DUB is our grassroots, cross-campus alliance of students, faculty, and industry partners interested in HCI & Design at the University of Washington. DUB Community Day is an annual event aimed at bringing us together to reflect on our community, welcome newcomers, share fresh ideas, and socialize. Talks will be broadcast on Zoom, but networking will be in-person only.
Additional agenda information will be provided here as it develops.
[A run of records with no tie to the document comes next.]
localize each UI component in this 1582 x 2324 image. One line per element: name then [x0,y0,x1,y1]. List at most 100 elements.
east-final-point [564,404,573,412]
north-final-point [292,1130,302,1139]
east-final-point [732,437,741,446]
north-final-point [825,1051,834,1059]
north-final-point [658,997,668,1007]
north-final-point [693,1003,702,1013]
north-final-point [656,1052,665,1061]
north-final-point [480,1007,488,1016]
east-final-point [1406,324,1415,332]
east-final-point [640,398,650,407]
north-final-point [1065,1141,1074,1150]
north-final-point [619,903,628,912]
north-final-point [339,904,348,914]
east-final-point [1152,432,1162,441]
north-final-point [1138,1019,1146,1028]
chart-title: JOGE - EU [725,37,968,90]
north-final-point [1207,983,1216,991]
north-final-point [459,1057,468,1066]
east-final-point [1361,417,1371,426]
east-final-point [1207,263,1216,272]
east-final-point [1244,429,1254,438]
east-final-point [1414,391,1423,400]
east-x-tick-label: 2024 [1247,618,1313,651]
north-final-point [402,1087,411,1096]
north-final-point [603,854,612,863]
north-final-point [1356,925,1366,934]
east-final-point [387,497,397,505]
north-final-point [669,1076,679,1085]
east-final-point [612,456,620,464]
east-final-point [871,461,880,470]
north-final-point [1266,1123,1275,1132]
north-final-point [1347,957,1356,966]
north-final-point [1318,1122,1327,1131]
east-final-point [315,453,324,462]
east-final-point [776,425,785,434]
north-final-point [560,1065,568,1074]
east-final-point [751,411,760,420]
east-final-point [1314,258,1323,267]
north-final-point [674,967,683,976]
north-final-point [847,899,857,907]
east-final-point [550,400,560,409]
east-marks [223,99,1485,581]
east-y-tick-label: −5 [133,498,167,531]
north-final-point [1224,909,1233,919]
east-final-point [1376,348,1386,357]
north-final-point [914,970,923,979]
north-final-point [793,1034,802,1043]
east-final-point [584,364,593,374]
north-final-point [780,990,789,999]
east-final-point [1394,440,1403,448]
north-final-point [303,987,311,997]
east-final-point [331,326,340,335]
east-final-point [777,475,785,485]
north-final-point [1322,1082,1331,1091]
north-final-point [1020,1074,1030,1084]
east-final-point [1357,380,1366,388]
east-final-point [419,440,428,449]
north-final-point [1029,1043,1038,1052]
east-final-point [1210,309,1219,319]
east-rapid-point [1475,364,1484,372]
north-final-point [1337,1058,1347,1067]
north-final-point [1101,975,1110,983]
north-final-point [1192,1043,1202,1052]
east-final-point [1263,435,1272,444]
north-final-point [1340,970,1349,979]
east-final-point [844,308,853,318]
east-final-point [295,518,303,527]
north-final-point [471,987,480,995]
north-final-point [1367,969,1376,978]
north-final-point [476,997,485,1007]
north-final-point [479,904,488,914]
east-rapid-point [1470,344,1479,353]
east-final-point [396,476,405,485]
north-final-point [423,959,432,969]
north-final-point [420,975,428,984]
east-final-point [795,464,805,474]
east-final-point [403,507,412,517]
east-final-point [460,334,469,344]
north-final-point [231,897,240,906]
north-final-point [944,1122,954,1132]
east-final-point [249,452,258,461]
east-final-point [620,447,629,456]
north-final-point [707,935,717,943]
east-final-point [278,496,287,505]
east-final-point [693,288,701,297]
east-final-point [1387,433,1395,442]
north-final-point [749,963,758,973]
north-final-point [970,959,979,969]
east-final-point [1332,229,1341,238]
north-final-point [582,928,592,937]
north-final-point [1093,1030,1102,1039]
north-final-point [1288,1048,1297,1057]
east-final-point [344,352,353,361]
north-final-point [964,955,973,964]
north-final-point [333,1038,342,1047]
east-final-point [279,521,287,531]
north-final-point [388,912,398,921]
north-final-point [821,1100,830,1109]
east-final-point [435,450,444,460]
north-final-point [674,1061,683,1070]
The retreat is being organized on the DUB mailing list, including information on how to RSVP and participate.
Our agenda:
Hiroshi Ishii is the Jerome B. Wiesner Professor of Media Arts and Sciences at the MIT Media Lab. He was named Media Lab Associate Director in May 2008. He is the director of the Tangible Media Group which he founded in 1995 to pursue new visions in Human-Computer Interaction (HCI): “Tangible Bits” and “Radical Atoms.” Ishii and his team have presented their research at a variety of scientific, design, and artistic venues (including ACM SIGCHI, SIGGRAPH, Cooper Hewitt Design Museum, Milan Design Week, Cannes Lions Festival, Aspen Ideas Festival, Industrial Design Society of America, AIGA, Ars Electronica, Centre Pompidou, Victoria and Albert Museum and NTT ICC) emphasizing that the development of a vision requires the rigors of both scientific and artistic review. In 2006 Ishii was elected to the CHI Academy by ACM SIGCHI, received the SIGCHI Lifetime Research Award in 2019, and was named ACM Fellow in 2022. Prior to joining the MIT Media Lab, from 1988-1994, Ishii led the CSCW research group at NTT Human Interface Laboratories Japan, where he and his team invented TeamWorkStation and ClearBoard.
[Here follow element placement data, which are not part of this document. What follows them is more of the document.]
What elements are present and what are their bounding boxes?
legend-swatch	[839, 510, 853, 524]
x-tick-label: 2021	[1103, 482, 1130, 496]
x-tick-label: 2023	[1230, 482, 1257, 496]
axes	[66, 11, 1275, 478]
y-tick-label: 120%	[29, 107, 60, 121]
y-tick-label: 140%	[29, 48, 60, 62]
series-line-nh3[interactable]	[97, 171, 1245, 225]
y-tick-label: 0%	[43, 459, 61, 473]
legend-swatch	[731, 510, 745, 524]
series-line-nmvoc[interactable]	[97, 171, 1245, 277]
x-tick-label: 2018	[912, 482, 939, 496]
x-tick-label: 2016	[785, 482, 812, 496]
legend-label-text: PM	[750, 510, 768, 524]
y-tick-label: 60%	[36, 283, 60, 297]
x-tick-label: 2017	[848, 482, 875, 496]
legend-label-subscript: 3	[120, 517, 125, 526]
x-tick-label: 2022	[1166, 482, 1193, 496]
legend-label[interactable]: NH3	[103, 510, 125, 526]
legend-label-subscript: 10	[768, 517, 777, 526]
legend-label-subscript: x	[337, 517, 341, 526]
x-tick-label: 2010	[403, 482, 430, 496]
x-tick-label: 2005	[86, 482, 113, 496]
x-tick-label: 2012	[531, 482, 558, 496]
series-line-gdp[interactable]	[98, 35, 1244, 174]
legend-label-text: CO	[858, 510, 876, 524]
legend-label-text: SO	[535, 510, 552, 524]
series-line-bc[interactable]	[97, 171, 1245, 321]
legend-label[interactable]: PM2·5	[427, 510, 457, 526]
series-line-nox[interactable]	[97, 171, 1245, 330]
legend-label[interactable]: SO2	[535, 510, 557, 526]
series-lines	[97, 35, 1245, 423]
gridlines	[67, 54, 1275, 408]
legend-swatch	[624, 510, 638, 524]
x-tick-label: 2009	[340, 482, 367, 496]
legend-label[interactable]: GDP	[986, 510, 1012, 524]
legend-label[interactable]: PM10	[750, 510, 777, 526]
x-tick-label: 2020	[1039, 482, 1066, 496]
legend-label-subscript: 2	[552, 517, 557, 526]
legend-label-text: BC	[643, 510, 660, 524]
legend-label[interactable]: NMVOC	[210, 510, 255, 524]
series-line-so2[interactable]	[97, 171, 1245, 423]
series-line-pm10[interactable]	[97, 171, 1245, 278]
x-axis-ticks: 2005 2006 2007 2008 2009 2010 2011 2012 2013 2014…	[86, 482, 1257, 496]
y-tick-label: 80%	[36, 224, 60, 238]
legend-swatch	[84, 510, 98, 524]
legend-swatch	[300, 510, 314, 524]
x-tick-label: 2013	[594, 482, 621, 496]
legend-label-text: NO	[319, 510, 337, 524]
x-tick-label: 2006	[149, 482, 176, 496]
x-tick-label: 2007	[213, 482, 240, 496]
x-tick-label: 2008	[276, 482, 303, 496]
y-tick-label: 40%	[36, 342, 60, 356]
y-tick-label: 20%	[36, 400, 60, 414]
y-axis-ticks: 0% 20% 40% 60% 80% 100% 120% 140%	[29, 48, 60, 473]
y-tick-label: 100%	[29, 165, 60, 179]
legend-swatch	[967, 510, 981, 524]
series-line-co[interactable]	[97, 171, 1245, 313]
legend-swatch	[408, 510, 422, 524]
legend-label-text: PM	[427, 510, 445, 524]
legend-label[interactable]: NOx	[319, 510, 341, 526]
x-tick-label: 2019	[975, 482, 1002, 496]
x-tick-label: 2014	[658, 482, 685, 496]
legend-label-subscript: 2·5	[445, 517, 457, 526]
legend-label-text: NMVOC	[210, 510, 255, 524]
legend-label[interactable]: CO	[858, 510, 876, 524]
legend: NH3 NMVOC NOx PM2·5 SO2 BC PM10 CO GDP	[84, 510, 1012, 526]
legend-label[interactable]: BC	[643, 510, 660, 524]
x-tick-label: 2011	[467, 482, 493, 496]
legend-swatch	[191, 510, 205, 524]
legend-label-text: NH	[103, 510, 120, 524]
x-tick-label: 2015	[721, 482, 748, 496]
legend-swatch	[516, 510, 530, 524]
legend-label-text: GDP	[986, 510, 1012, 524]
Envision, Embody, and Inspire: Shaping a Mountain Range of Evolving Visions
In this talk, I will trace the evolution of our vision-driven design research from Tangible Bits to Radical Atoms and from Telepresence to TeleAbsence over the past 30 years. Through a series of interaction design projects showcased across media arts, design, and scientific communities, I will illustrate how we blend artistic exploration with scientific rigor. Central to this approach is my guiding philosophy: “Be Artistic and Analytic. Be Poetic and Pragmatic.”
While mainstream Human-Computer Interaction (HCI) research often focuses on functional concerns—such as user needs, practical applications, and usability—our work seeks to transcend these boundaries. Bringing together art, design, science, and technology, we aim to make the digital tangible while exploring the deeper meaning of the ‘presence of absence.’
As a culmination, I will present our latest speculative design, TeleAbsence, where the audience will experience illusory communication with a deceased pianist brought to life through the keys of a piano.